Fils de Maklouf Sadoun et de Myriam Chokron, il était leur 12ème et dernier enfant, et son frère David, de 18 ans son aîné, avait su convaincre ses parents qu’il était temps de prénommer le petit dernier de façon plus « moderne ».
Pensez donc, des petits « Jean-Charles », dans les familles juives de Tlemcen, voire dans la province d’Oran et même dans l’Algérie toute entière, il ne devait pas y en avoir légion !
Les premières années du gamin défileront tranquillement.
Auprès de sa sœur Alice, 16 ans passés à la naissance du gosse, qui lui dessinait et lui coupait ses vêtements, comme cet ensemble marin dont la photo s’est perdue à force de faire le tour de la famille.
Sous les yeux protecteurs de son frère David, bientôt accompagnée de Simone, venue de la métropole avec sa douceur qui tranchait avec l’exubérance méditerranéenne…

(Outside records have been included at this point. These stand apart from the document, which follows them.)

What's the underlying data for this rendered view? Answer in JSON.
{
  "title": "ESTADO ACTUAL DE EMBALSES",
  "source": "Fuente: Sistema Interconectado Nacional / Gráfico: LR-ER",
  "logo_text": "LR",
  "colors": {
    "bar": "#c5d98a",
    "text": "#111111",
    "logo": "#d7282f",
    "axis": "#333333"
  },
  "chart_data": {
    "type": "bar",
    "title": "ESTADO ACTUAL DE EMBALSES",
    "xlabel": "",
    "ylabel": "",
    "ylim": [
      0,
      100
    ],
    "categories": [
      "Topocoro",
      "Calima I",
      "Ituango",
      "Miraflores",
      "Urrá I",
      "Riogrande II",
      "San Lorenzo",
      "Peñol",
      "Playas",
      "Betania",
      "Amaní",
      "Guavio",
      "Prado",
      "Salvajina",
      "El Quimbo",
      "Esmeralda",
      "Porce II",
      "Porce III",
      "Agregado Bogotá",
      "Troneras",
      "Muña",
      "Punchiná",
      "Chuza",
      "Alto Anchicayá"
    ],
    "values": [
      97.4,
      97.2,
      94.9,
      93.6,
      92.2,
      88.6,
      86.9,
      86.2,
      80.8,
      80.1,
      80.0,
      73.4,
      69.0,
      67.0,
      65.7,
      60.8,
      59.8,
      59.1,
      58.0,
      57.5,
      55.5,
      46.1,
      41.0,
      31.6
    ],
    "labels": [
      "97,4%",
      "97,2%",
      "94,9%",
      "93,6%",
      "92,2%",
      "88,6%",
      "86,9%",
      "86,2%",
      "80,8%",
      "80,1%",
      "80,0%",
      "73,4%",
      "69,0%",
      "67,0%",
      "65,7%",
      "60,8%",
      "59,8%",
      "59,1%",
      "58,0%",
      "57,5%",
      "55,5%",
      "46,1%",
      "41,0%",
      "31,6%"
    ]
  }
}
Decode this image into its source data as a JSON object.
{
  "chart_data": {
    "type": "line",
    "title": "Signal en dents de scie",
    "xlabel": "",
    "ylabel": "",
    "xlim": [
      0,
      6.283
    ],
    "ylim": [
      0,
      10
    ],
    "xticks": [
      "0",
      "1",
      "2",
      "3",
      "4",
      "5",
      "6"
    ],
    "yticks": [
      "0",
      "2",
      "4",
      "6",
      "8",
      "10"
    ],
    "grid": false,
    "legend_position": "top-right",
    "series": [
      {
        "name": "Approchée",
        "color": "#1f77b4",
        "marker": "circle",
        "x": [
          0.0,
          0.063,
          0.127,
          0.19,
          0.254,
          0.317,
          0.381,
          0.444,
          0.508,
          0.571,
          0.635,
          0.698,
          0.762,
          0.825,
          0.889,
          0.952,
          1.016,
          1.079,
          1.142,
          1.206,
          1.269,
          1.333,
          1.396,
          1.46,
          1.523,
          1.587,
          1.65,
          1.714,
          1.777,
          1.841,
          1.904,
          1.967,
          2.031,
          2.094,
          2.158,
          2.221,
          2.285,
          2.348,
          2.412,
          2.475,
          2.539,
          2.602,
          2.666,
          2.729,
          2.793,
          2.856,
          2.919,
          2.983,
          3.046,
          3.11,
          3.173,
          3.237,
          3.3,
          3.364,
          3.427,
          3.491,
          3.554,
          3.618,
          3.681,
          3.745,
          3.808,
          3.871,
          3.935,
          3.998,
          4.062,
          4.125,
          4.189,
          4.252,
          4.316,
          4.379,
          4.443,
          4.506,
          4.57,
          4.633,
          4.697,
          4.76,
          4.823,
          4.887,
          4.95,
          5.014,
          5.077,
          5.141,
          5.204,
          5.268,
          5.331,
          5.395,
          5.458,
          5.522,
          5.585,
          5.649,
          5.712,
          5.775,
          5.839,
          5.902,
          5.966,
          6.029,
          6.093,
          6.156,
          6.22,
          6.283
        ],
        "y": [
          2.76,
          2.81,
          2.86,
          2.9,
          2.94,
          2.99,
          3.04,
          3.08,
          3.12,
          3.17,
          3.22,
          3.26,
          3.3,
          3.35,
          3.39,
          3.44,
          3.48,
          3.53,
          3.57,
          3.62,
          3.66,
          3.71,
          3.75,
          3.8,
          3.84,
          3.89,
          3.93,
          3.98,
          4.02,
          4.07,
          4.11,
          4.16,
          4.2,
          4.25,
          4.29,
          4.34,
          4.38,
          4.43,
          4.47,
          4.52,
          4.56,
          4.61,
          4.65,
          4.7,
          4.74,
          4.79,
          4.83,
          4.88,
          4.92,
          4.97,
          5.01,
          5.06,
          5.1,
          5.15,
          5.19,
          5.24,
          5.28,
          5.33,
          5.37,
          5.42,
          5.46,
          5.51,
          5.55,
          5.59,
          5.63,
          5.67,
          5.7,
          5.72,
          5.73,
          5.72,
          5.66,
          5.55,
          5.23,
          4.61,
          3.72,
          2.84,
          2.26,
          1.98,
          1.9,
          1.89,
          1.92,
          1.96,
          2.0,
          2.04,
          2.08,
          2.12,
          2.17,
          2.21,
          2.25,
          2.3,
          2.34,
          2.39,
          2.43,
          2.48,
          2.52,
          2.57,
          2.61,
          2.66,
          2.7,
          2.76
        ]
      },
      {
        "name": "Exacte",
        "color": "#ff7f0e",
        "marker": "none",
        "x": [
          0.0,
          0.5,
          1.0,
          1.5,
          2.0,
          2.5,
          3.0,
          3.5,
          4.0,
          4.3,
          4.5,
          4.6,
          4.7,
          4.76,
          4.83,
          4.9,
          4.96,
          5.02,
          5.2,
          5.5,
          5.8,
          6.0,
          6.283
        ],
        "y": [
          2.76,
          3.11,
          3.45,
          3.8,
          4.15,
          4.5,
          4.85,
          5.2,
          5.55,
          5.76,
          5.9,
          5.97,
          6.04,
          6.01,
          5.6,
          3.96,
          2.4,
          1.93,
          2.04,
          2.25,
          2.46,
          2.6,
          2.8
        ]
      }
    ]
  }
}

Ses frères Prosper, Élie, ses sœurs Julie et Reine entraient progressivement dans leur vie d’adulte, tandis que Gilbert et Ginette le précédaient de peu sur les routes d’une enfance douce comme le climat et finalement colorée comme les fruits et légumes de la cuisine de là-bas… jusqu’aux années de guerre où tout se gâte.
La judéité de ces familles allait passer de commune et ordinaire dans ces contrées à pointée du doigt par le régime de Vichy.
Bien sûr, le petit Jean-Charles ne verra jamais un casque allemand, mais se faire exclure de l’école à 11 ans vous marque à tout jamais, sinon dans votre chair, au moins dans vos tripes… et il m’en aura fallu du temps, beaucoup plus tard, pour y trouver la source de son attachement inconditionnel à la République et à son école.
A la République dont il aimera toujours ce moment du shabbat où à la synagogue, on prie pour la France.
A l’école dont il nous dira 1000 fois à mon frère et à moi qu’elle est « la maison au sein de laquelle nous devions nous construire et acquérir notre seul capital », à savoir notre instruction, passeport unique pour un ascenseur social à qui il donnera tout pour que nous puissions y monter.
En fait, fils d’une illettrée et d’un rempailleur de chaises, il aura tout fait pour gagner ses premiers sous.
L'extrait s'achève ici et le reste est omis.